Williams v. State

168 Ga. App. 369 | Ga. Ct. App. | 1983

Shulman, Chief Judge.

Appellant was convicted of two counts of selling marijuana in violation of the Georgia Controlled Substances Act. He appeals, contending that the trial court erred in refusing to charge the jury regarding the principle that if two theories of fact exist which are equal in probability, then the one consistent with the defendant’s innocence should be the theory accepted as true.

The evidence at trial revealed that appellant had sold marijuana to an undercover deputy sheriff on two separate occasions. The state’s evidence consisted of the deputy’s testimony and testimony concerning the chain of custody of the plastic packets of marijuana. Appellant’s defense consisted of his uncorroborated assertion that he took the deputy’s money but did not give him any marijuana.

“The requested charge was taken from Davis v. State, 13 Ga. App. 142 (1) (78 SE 866), and has been criticized from the date it was written.” Booker v. State, 156 Ga. App. 40, 42 (274 SE2d 84), revd. on other grounds, 247 Ga. 74 (274 SE2d 334). “ ‘If the requested charge is taken literally, if there is any evidence supporting “two theories” — one of innocence and one of guilt, then the “law compels the acceptance of the theory which is consistent with innocence.” ...’ ” Griffis v. State, 163 Ga. App. 491, 492 (295 SE2d 197). The Davis decision has subsequently been discredited and limited to cases where the conviction relies exclusively on circumstantial evidence. *370Nolen v. State, 124 Ga. App. 593 (184 SE2d 674).

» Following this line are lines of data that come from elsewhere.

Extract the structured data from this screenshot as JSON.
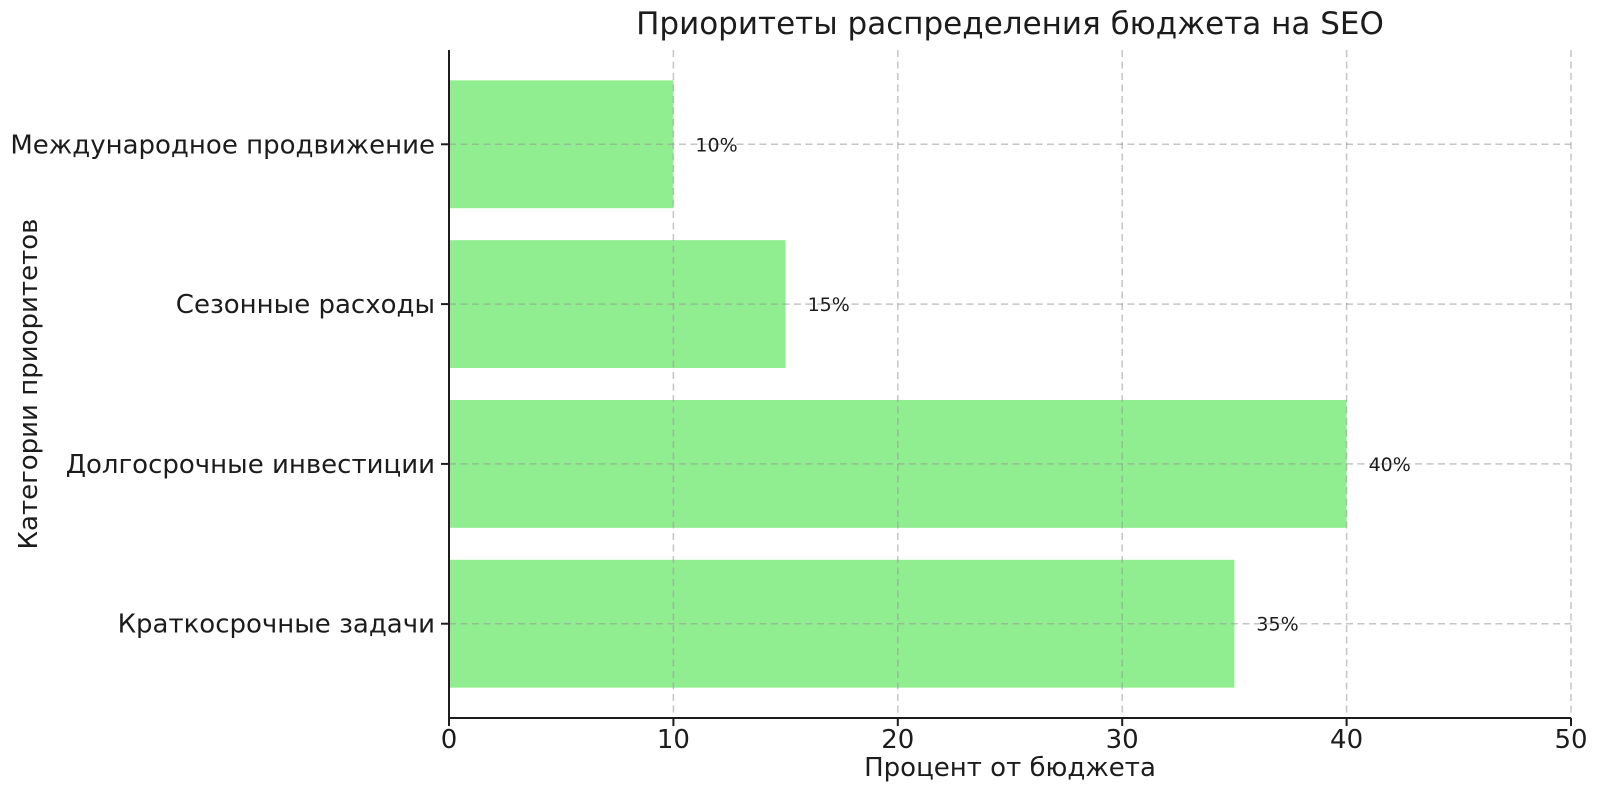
{
  "chart_data": {
    "type": "bar",
    "orientation": "horizontal",
    "title": "Приоритеты распределения бюджета на SEO",
    "xlabel": "Процент от бюджета",
    "ylabel": "Категории приоритетов",
    "categories": [
      "Международное продвижение",
      "Сезонные расходы",
      "Долгосрочные инвестиции",
      "Краткосрочные задачи"
    ],
    "values": [
      10,
      15,
      40,
      35
    ],
    "value_labels": [
      "10%",
      "15%",
      "40%",
      "35%"
    ],
    "xlim": [
      0,
      50
    ],
    "xticks": [
      0,
      10,
      20,
      30,
      40,
      50
    ],
    "xtick_labels": [
      "0",
      "10",
      "20",
      "30",
      "40",
      "50"
    ],
    "grid": true,
    "grid_style": "dashed",
    "legend_visible": false,
    "bar_color": "#90EE90",
    "grid_color": "rgba(150,150,150,0.55)",
    "axis_color": "#1c1c1c",
    "text_color": "#1c1c1c",
    "background_color": "#ffffff"
  }
}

Decided October 11, 1983. O. Wendell Horne III, for appellant. John R. Parks, District Attorney, Barbara Anne Kessler, Assistant District Attorney, for appellee.

In the present case, the state’s case is based on the direct testimony of the undercover deputy sheriff. Furthermore, appellant’s bare assertion that he didn’t sell the deputy any marijuana hardly creates two sets of facts that are equally plausible. Therefore, we hold that the trial court was correct in refusing to charge this obviously inapplicable theory of law.

Judgment affirmed.

McMurray, P. J., and Birdsong, J., concur.